MLR registration is a baseline requirement to prevent money laundering-it’s a licensing step. FSMA authorization is full financial services regulation, putting your business under the same rules as banks and brokers. FSMA covers more activities, demands higher standards, and gives the FCA direct power to supervise, audit, and revoke your license.
Can I still operate if my FCA application is rejected?
No. Operating without FCA registration or authorization is illegal in the UK. The FCA can issue cease-and-desist orders, freeze assets, and refer cases to law enforcement. Even if you’re based overseas, the FCA can block your website from UK users and work with payment processors to cut off your funding.
Do I need authorization for staking services?

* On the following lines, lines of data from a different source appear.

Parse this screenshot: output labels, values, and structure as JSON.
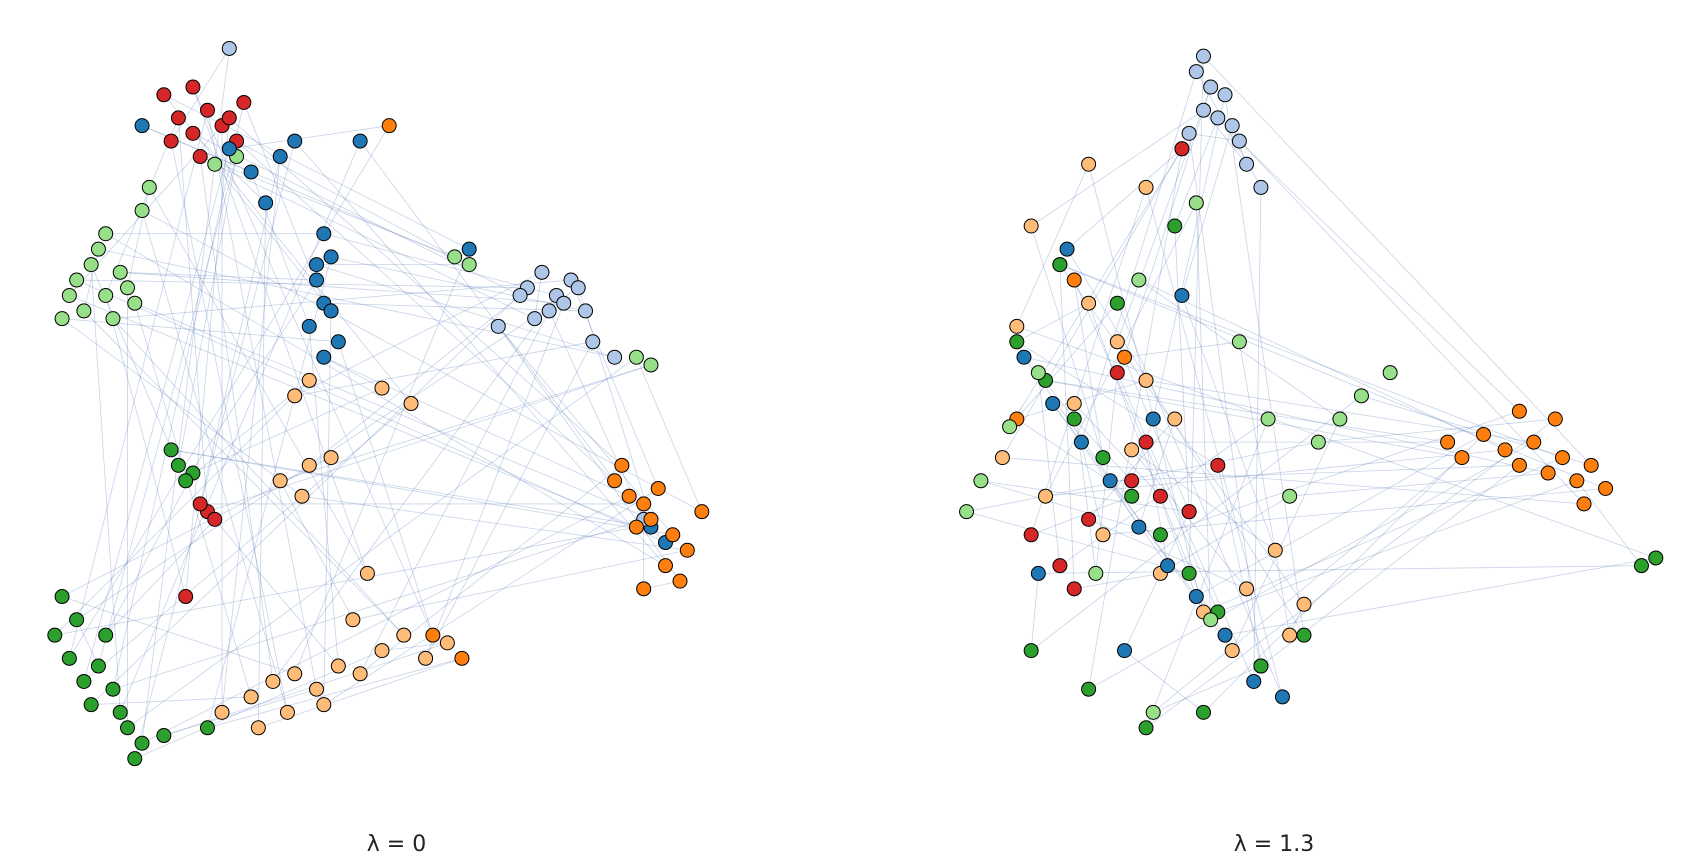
{
  "chart_data": [
    {
      "type": "scatter",
      "title": "λ = 0",
      "xlim": [
        0,
        100
      ],
      "ylim": [
        0,
        100
      ],
      "series": [
        {
          "color": "#d62728",
          "x": [
            20,
            22,
            24,
            26,
            28,
            19,
            23,
            27,
            18,
            29,
            22,
            24,
            23,
            25,
            21
          ],
          "values": [
            89,
            87,
            90,
            88,
            86,
            86,
            84,
            89,
            92,
            91,
            93,
            38,
            39,
            37,
            27
          ]
        },
        {
          "color": "#98df8a",
          "x": [
            6,
            8,
            10,
            12,
            14,
            7,
            9,
            11,
            13,
            5,
            4,
            10,
            15,
            16,
            25,
            28,
            58,
            60,
            83,
            85
          ],
          "values": [
            68,
            70,
            66,
            69,
            65,
            64,
            72,
            63,
            67,
            66,
            63,
            74,
            77,
            80,
            83,
            84,
            71,
            70,
            58,
            57
          ]
        },
        {
          "color": "#1f77b4",
          "x": [
            40,
            41,
            39,
            40,
            38,
            42,
            40,
            41,
            39,
            36,
            34,
            30,
            27,
            32,
            15,
            45,
            60,
            87,
            85
          ],
          "values": [
            74,
            71,
            68,
            65,
            62,
            60,
            58,
            64,
            70,
            86,
            84,
            82,
            85,
            78,
            88,
            86,
            72,
            34,
            36
          ]
        },
        {
          "color": "#aec7e8",
          "x": [
            68,
            70,
            72,
            74,
            71,
            73,
            69,
            75,
            67,
            76,
            64,
            77,
            80,
            84,
            27
          ],
          "values": [
            67,
            69,
            66,
            68,
            64,
            65,
            63,
            67,
            66,
            64,
            62,
            60,
            58,
            37,
            98
          ]
        },
        {
          "color": "#ff7f0e",
          "x": [
            80,
            82,
            84,
            86,
            83,
            85,
            88,
            81,
            87,
            84,
            90,
            92,
            89,
            59,
            55,
            49
          ],
          "values": [
            42,
            40,
            39,
            41,
            36,
            37,
            35,
            44,
            31,
            28,
            33,
            38,
            29,
            19,
            22,
            88
          ]
        },
        {
          "color": "#2ca02c",
          "x": [
            5,
            7,
            9,
            11,
            8,
            10,
            12,
            6,
            4,
            13,
            15,
            18,
            20,
            19,
            22,
            21,
            24,
            3,
            14
          ],
          "values": [
            19,
            16,
            18,
            15,
            13,
            22,
            12,
            24,
            27,
            10,
            8,
            9,
            44,
            46,
            43,
            42,
            10,
            22,
            6
          ]
        },
        {
          "color": "#ffbb78",
          "x": [
            30,
            33,
            36,
            39,
            42,
            45,
            48,
            51,
            54,
            57,
            35,
            40,
            44,
            34,
            37,
            38,
            48,
            52,
            26,
            31,
            41,
            46,
            36,
            38
          ],
          "values": [
            14,
            16,
            17,
            15,
            18,
            17,
            20,
            22,
            19,
            21,
            12,
            13,
            24,
            42,
            40,
            44,
            54,
            52,
            12,
            10,
            45,
            30,
            53,
            55
          ]
        }
      ]
    },
    {
      "type": "scatter",
      "title": "λ = 1.3",
      "xlim": [
        0,
        100
      ],
      "ylim": [
        0,
        100
      ],
      "series": [
        {
          "color": "#aec7e8",
          "x": [
            35,
            37,
            39,
            36,
            38,
            40,
            34,
            41,
            33,
            42,
            36,
            44
          ],
          "values": [
            95,
            93,
            92,
            90,
            89,
            88,
            87,
            86,
            85,
            83,
            97,
            80
          ]
        },
        {
          "color": "#ffbb78",
          "x": [
            12,
            16,
            20,
            24,
            28,
            32,
            8,
            14,
            22,
            30,
            36,
            40,
            44,
            48,
            10,
            18,
            26,
            34,
            42,
            46,
            50,
            28,
            20
          ],
          "values": [
            75,
            70,
            65,
            60,
            55,
            50,
            45,
            40,
            35,
            30,
            25,
            20,
            18,
            22,
            62,
            52,
            46,
            38,
            28,
            33,
            26,
            80,
            83
          ]
        },
        {
          "color": "#ff7f0e",
          "x": [
            75,
            78,
            80,
            82,
            84,
            86,
            88,
            90,
            92,
            80,
            85,
            89,
            18,
            25,
            10,
            70,
            72
          ],
          "values": [
            48,
            46,
            44,
            47,
            43,
            45,
            42,
            44,
            41,
            51,
            50,
            39,
            68,
            58,
            50,
            47,
            45
          ]
        },
        {
          "color": "#2ca02c",
          "x": [
            10,
            14,
            18,
            22,
            26,
            30,
            34,
            38,
            12,
            20,
            28,
            36,
            44,
            16,
            24,
            32,
            97,
            99,
            50
          ],
          "values": [
            60,
            55,
            50,
            45,
            40,
            35,
            30,
            25,
            20,
            15,
            10,
            12,
            18,
            70,
            65,
            75,
            31,
            32,
            22
          ]
        },
        {
          "color": "#1f77b4",
          "x": [
            11,
            15,
            19,
            23,
            27,
            31,
            35,
            39,
            43,
            47,
            17,
            25,
            33,
            13,
            29
          ],
          "values": [
            58,
            52,
            47,
            42,
            36,
            31,
            27,
            22,
            16,
            14,
            72,
            20,
            66,
            30,
            50
          ]
        },
        {
          "color": "#98df8a",
          "x": [
            5,
            9,
            13,
            21,
            29,
            37,
            41,
            45,
            52,
            55,
            58,
            62,
            48,
            3,
            27,
            35
          ],
          "values": [
            42,
            49,
            56,
            30,
            12,
            24,
            60,
            50,
            47,
            50,
            53,
            56,
            40,
            38,
            68,
            78
          ]
        },
        {
          "color": "#d62728",
          "x": [
            12,
            16,
            20,
            26,
            30,
            34,
            38,
            24,
            18,
            28,
            33
          ],
          "values": [
            35,
            31,
            37,
            42,
            40,
            38,
            44,
            56,
            28,
            47,
            85
          ]
        }
      ]
    }
  ]
}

Yes-if you’re offering staking to UK retail customers. Staking is now a regulated activity under FSMA. You must be authorized to provide staking services directly to individuals in the UK. If you’re only staking for institutional clients or acting as a technical provider without customer-facing roles, you may be exempt-but you’ll need legal confirmation.
What happens if I don’t comply with CASS audit requirements?
Failure to meet CASS standards can lead to immediate suspension or revocation of your authorization. The FCA requires proof that client cryptoassets are fully segregated from your own funds, securely stored, and recoverable. If you can’t demonstrate this, you’re seen as a risk to consumers-and the FCA will act to protect them, even if it means shutting you down.
Can I still list new crypto tokens on my exchange?
Yes, but only if you’ve assessed each token under FCA guidance. You must determine whether it qualifies as a regulated security or a non-regulated cryptoasset. If it’s a security, you need additional permissions. The FCA expects firms to conduct thorough due diligence on each asset before listing, including checking for fraud risks, lack of transparency, or unstable value.